In 2026, the Oakland County Child Killer case marked its fiftieth year. The Michigan State Police and the Oakland County Sheriff’s Office have both confirmed the investigation remains open, with detectives specifically assigned to the Special Investigation Unit. Authorities have stated that advances in forensic genealogy — the same technique that identified the Golden State Killer in 2018 — are being applied to biological evidence recovered from the crime scenes. The hope is that genetic material preserved for decades could now yield a name where decades of conventional investigation could not. No public announcement of a breakthrough had been made as of mid-2026.

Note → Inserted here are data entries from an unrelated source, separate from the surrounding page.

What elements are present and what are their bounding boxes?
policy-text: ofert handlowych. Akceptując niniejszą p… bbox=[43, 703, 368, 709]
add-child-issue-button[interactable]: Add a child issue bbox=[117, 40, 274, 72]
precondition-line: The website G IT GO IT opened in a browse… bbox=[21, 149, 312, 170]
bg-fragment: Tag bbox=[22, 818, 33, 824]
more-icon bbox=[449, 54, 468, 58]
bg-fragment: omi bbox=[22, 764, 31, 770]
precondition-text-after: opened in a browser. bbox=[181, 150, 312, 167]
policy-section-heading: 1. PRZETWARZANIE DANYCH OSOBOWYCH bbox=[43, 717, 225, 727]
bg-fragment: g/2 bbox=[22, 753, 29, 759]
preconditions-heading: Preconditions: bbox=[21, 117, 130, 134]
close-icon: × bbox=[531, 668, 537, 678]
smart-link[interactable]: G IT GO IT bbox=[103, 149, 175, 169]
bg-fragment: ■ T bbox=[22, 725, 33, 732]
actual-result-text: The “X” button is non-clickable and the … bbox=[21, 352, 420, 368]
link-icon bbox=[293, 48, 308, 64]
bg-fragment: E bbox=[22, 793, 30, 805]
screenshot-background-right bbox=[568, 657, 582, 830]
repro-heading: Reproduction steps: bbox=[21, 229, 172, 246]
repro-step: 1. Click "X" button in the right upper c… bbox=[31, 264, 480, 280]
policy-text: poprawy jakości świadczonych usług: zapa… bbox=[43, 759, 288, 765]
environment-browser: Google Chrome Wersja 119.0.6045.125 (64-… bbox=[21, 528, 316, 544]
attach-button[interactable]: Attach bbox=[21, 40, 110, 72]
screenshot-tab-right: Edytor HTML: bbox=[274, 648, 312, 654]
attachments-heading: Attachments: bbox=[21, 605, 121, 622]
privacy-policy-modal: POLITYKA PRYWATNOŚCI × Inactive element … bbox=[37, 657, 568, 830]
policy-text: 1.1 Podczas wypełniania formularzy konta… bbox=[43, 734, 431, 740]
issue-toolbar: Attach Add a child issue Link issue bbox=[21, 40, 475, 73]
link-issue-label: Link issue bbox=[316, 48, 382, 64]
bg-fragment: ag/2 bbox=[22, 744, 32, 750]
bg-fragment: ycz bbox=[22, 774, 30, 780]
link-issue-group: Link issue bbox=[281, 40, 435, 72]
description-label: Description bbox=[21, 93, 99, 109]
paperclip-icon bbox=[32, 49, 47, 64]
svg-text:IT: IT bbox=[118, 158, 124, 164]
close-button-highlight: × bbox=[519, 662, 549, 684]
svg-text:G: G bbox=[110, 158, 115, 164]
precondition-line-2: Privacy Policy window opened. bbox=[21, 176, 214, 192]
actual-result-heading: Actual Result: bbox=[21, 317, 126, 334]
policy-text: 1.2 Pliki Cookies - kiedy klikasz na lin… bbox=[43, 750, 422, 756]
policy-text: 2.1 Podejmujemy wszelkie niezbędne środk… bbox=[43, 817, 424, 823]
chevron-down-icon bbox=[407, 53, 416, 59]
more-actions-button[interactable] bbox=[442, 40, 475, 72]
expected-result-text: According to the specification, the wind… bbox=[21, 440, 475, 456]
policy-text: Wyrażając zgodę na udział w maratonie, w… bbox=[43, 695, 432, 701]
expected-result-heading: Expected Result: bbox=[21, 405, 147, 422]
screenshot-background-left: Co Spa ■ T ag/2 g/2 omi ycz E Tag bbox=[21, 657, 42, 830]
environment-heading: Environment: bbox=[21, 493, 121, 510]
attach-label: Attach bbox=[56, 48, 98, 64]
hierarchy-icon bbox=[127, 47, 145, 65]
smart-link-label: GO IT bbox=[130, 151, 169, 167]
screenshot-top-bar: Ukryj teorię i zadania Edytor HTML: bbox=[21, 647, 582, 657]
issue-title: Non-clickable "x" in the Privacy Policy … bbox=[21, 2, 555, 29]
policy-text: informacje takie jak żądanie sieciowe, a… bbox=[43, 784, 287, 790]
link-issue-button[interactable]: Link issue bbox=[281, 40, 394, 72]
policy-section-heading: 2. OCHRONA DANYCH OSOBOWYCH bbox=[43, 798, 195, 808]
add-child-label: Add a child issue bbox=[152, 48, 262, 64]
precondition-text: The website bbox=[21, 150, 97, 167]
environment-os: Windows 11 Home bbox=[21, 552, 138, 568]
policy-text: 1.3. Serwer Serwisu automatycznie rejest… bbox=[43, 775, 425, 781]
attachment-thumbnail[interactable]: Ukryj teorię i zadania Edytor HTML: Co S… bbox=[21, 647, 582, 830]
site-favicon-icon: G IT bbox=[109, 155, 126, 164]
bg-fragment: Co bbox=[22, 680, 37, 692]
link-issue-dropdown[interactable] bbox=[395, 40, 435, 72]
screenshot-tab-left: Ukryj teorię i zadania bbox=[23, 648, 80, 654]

Why This Case Still Matters

The Oakland County Child Killer case occupies a singular place in American criminal history not only because it remains unsolved, but because of its cultural aftershock. It is credited by sociologists with fundamentally altering the way American parents raised children in the late 1970s and 1980s — the beginning of a decades-long contraction of childhood freedom. The milk carton campaigns, the stranger-danger curricula in schools, the gradual disappearance of unaccompanied children from public spaces: all of these shifts have roots, at least in part, in what happened in Oakland County. The families of the four victims have spent decades advocating for the case, attending hearings, giving interviews, and refusing to allow the crimes to recede into archive files. Their persistence has kept political and law enforcement attention on evidence that might otherwise have been neglected.

This piece discusses the murders of children. If you or someone you know is struggling, reaching out to a trusted person or local support line can help.

Somewhere in Michigan — or perhaps no longer alive — the person who kept those children fed and cared for before killing them may have lived out an entire ordinary life, growing old amid people who never suspected a thing: and if the new generation of forensic science finally delivers a name, what will it mean for the families of four children who have been waiting fifty years for someone to simply say who did it?